Vu le mémoire en réponse, intitulé mémoire en réplique, déposé au greffe de la Cour administrative le 10 octobre 2005 par Maître Yvette Ngono Yah, avocate à la Cour, au nom de Xxx xxx.

Vu le mémoire en réplique, intitulé mémoire en duplique, déposé au greffe de la Cour administrative le 26 octobre 2005, par le délégué du Gouvernement Monsieur Jean-Paul Reiter, pour compte de la partie appelante Vu le mémoire en duplique, intitulé mémoire en réplique, déposé au greffe de la Cour administrative le 17 novembre 2005, par Maître Yvette Ngono Yah, avocate à la Cour, au nom de l’intimé.

Vu les pièces versées en cause et notamment le jugement entrepris.

Ouï le premier conseiller en son rapport et la déléguée du Gouvernement Jacqueline Jacques ainsi que Maître Yvette Ngono Yah en leurs observations orales.

Par requête déposée au greffe du tribunal administratif le 10 février 2005, Maître Yvette Ngono Yah, avocate à la Cour, au nom de Xxx xxx, de nationalité rwandaise, demeurant actuellement à L-xxx, a demandé la réformation d’une décision du ministre des Affaires étrangères et de l’Immigration du 18 octobre 2004 rejetant sa demande en reconnaissance du statut de réfugié comme n’étant pas fondée.

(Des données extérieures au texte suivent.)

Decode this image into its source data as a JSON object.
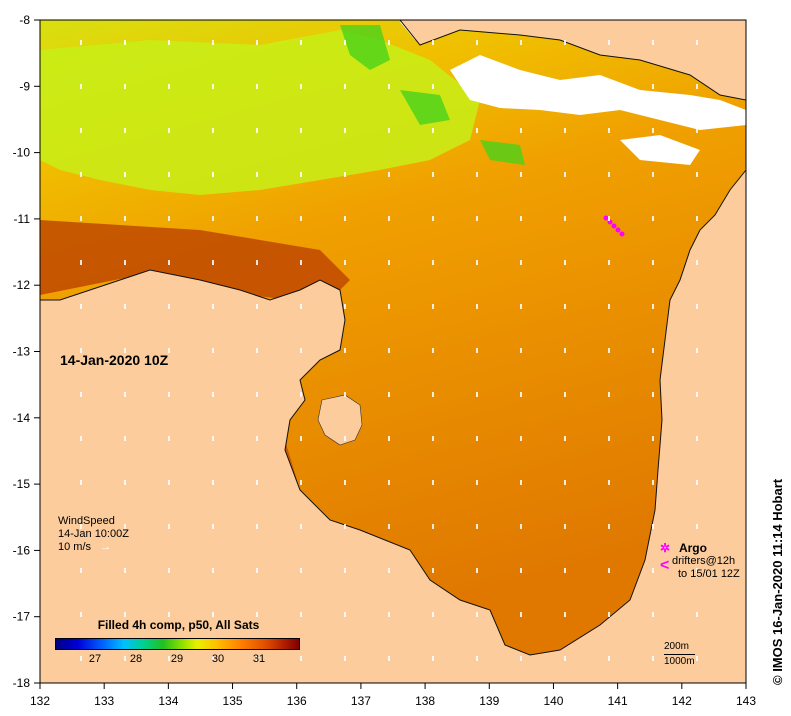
{
  "map": {
    "date_label": "14-Jan-2020 10Z",
    "x_ticks": [
      "132",
      "133",
      "134",
      "135",
      "136",
      "137",
      "138",
      "139",
      "140",
      "141",
      "142",
      "143"
    ],
    "y_ticks": [
      "-8",
      "-9",
      "-10",
      "-11",
      "-12",
      "-13",
      "-14",
      "-15",
      "-16",
      "-17",
      "-18"
    ],
    "colors": {
      "land": "#fccc9c",
      "nodata": "#ffffff",
      "warm": "#e68a00",
      "cool": "#b8f020"
    }
  },
  "wind": {
    "title": "WindSpeed",
    "time": "14-Jan 10:00Z",
    "scale_label": "10 m/s",
    "arrow_icon": "arrow-right-icon"
  },
  "argo": {
    "label": "Argo",
    "line1": "drifters@12h",
    "line2": "to 15/01 12Z",
    "marker_color": "#ff00ff"
  },
  "colorbar": {
    "title": "Filled 4h comp, p50, All Sats",
    "ticks": [
      "27",
      "28",
      "29",
      "30",
      "31"
    ]
  },
  "depth": {
    "contour1": "200m",
    "contour2": "1000m"
  },
  "credit": "© IMOS 16-Jan-2020 11:14 Hobart"
}
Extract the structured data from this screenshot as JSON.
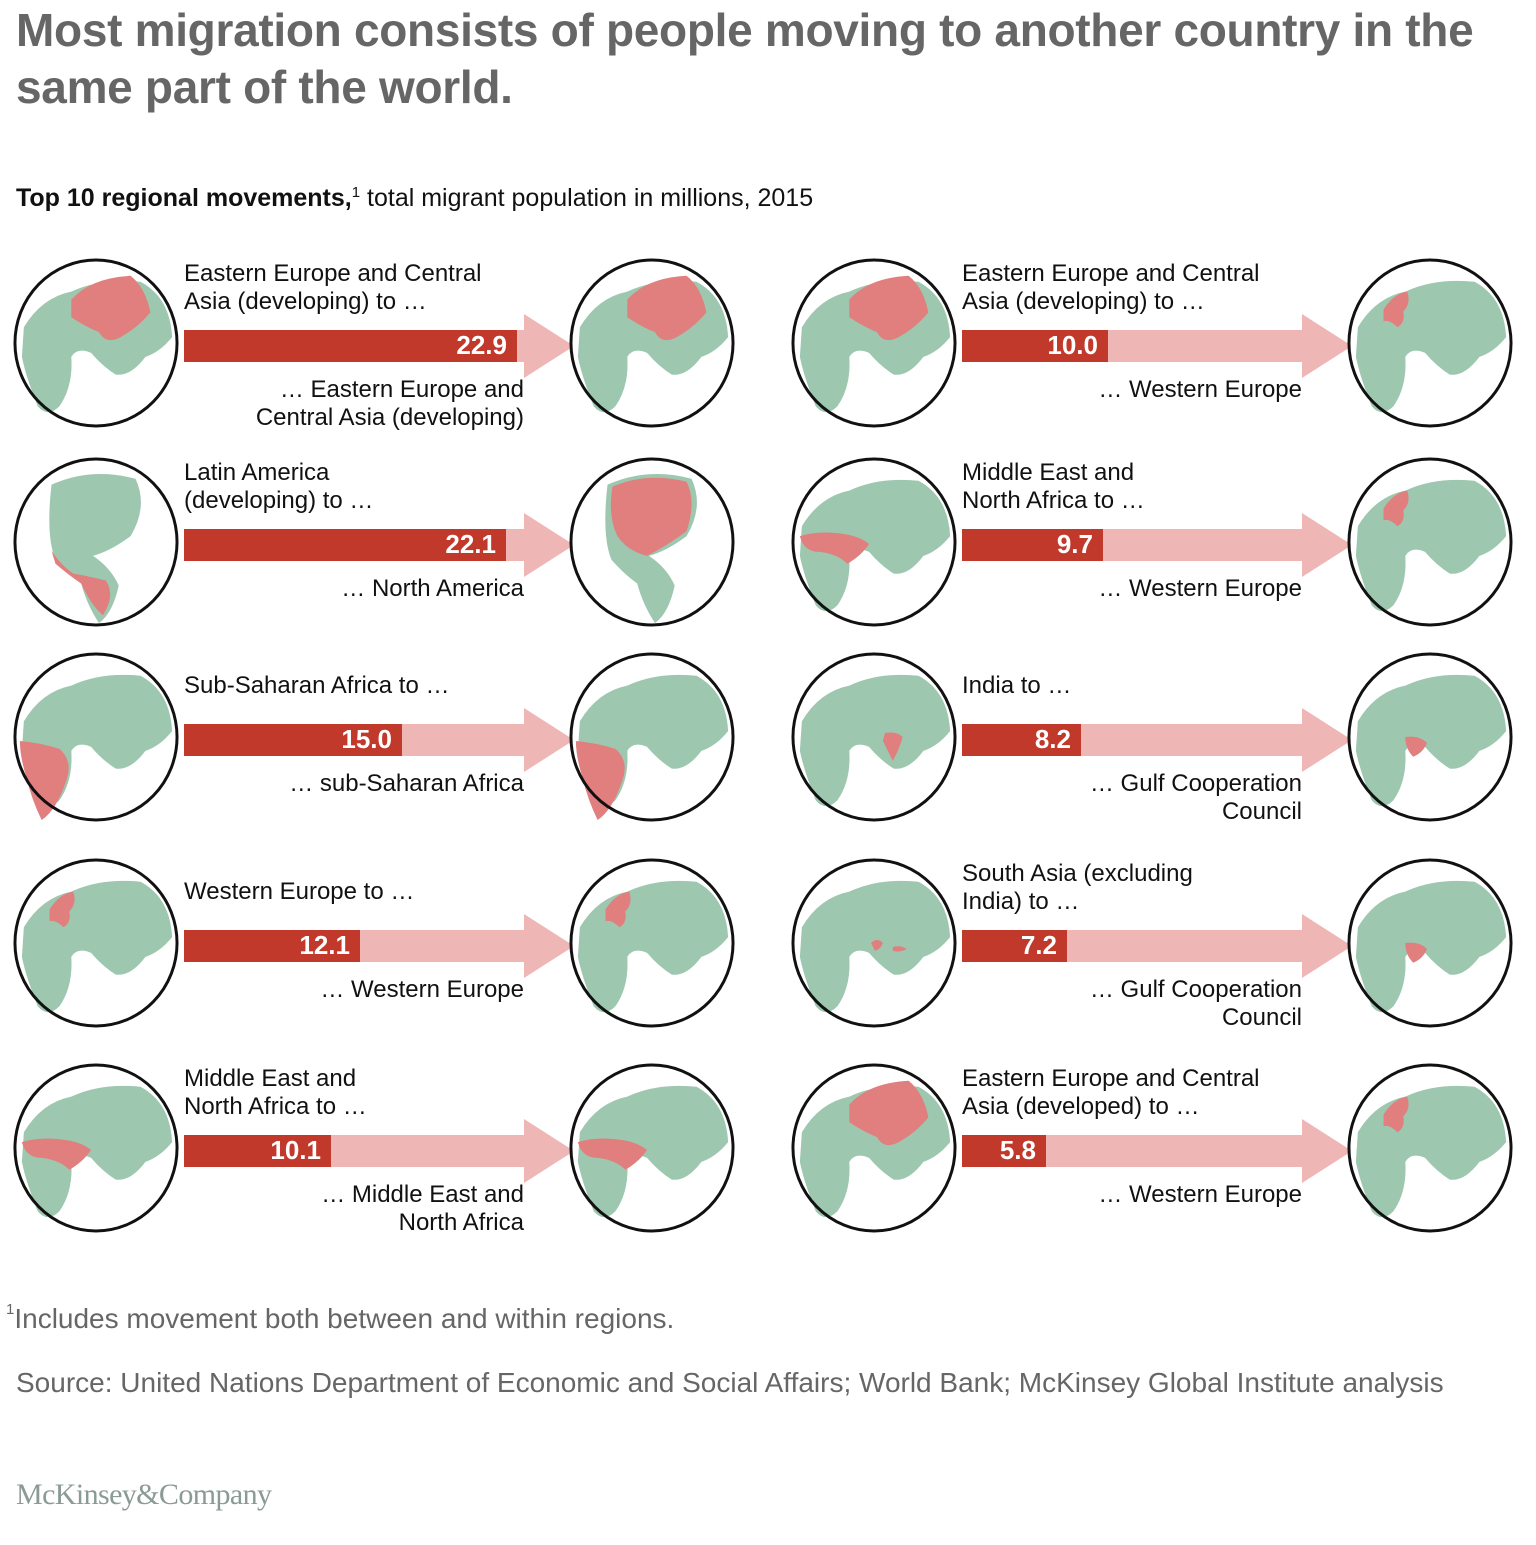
{
  "title": "Most migration consists of people moving to another country in the same part of the world.",
  "subtitle": {
    "bold": "Top 10 regional movements,",
    "sup": "1",
    "rest": " total migrant population in millions, 2015"
  },
  "colors": {
    "bar_value": "#c0392b",
    "arrow_remainder": "#efb6b6",
    "land": "#9ec7b0",
    "highlight": "#e07f7e",
    "globe_outline": "#111111",
    "title_text": "#666666"
  },
  "movements": [
    {
      "from": "Eastern Europe and Central\nAsia (developing) to …",
      "to": "… Eastern Europe and\nCentral Asia (developing)",
      "value": "22.9"
    },
    {
      "from": "Latin America\n(developing) to …",
      "to": "… North America",
      "value": "22.1"
    },
    {
      "from": "Sub-Saharan Africa to …",
      "to": "… sub-Saharan Africa",
      "value": "15.0"
    },
    {
      "from": "Western Europe to …",
      "to": "… Western Europe",
      "value": "12.1"
    },
    {
      "from": "Middle East and\nNorth Africa to …",
      "to": "… Middle East and\nNorth Africa",
      "value": "10.1"
    },
    {
      "from": "Eastern Europe and Central\nAsia (developing) to …",
      "to": "… Western Europe",
      "value": "10.0"
    },
    {
      "from": "Middle East and\nNorth Africa to …",
      "to": "… Western Europe",
      "value": "9.7"
    },
    {
      "from": "India to …",
      "to": "… Gulf Cooperation\nCouncil",
      "value": "8.2"
    },
    {
      "from": "South Asia (excluding\nIndia) to …",
      "to": "… Gulf Cooperation\nCouncil",
      "value": "7.2"
    },
    {
      "from": "Eastern Europe and Central\nAsia (developed) to …",
      "to": "… Western Europe",
      "value": "5.8"
    }
  ],
  "chart_data": {
    "type": "bar",
    "title": "Most migration consists of people moving to another country in the same part of the world.",
    "subtitle": "Top 10 regional movements, total migrant population in millions, 2015",
    "categories": [
      "Eastern Europe and Central Asia (developing) → Eastern Europe and Central Asia (developing)",
      "Latin America (developing) → North America",
      "Sub-Saharan Africa → sub-Saharan Africa",
      "Western Europe → Western Europe",
      "Middle East and North Africa → Middle East and North Africa",
      "Eastern Europe and Central Asia (developing) → Western Europe",
      "Middle East and North Africa → Western Europe",
      "India → Gulf Cooperation Council",
      "South Asia (excluding India) → Gulf Cooperation Council",
      "Eastern Europe and Central Asia (developed) → Western Europe"
    ],
    "values": [
      22.9,
      22.1,
      15.0,
      12.1,
      10.1,
      10.0,
      9.7,
      8.2,
      7.2,
      5.8
    ],
    "unit": "millions",
    "xlabel": "",
    "ylabel": "Total migrant population (millions)",
    "orientation": "horizontal",
    "grid": false,
    "legend": null
  },
  "footnote": {
    "marker": "1",
    "text": "Includes movement both between and within regions."
  },
  "source": "Source: United Nations Department of Economic and Social Affairs; World Bank; McKinsey Global Institute analysis",
  "logo": "McKinsey&Company"
}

Par jugement rendu à la date du 29 juin 2005, le tribunal administratif a reçu le recours en réformation en la forme, au fond, l’a déclaré justifié, partant, par réformation de la décision ministérielle entreprise, a accordé le statut de réfugié au sens de la Convention de Genève à Xxx xxx.

Fort d’un mandat du ministre des Affaires étrangères et de l’Immigration datée du 21 juillet 2005, le délégué du Gouvernement Jean-Paul Reiter, par requête déposée le 27 juillet 2005 au greffe de la Cour administrative, a relevé appel du prédit jugement.

Le représentant étatique reproche aux juges de première instance d’avoir estimé que le demandeur remplit les conditions posées par la Convention de Genève en vue d’obtenir la reconnaissance du statut de réfugié et soutient que de simples attestations établies par les prétendues sœurs du requérant, respectivement la mère de celui-ci, sont totalement insuffisantes à prouver l’identité de l’appelant, et que même si l’intimé était le fils d’xxx xxx, le simple fait d’avoir un lien de parenté avec un soupçonné génocidaire ne saurait à lui seul constituer un motif valable de reconnaissance du statut de réfugié, la crainte de représailles relevant uniquement du droit commun.

Le délégué du Gouvernement fait encore valoir que les menaces reçues par l’intimé durant la période 1990 à 1993 en raison de ses activités de journalisme ont cessé lors de sa démission et qu’il n’est nullement établi que l’intimé craindrait avec raison d’être persécuté en raison de son ancienne activité professionnelle, et il conclut en demandant la réformation du jugement entrepris.

Dans un mémoire en réponse, intitulé mémoire en réplique, déposé au greffe de la Cour administrative le 10 octobre 2005, Maître Yvette Ngono Yah, avocate à la Cour, au nom de Xxx xxx, se rapporte à prudence de justice quant à la recevabilité de l’acte d’appel, prend position sur les moyens d’appel, et réaffirme que l’intimé est bien l’époux d’xxx xxx, admise au statut de réfugié politique au Luxembourg en 2001, qu’il a fourni un certain nombre de documents permettant d’établir son identité, et demande à la Cour, en cas de doute, d’ordonner une expertise graphologique.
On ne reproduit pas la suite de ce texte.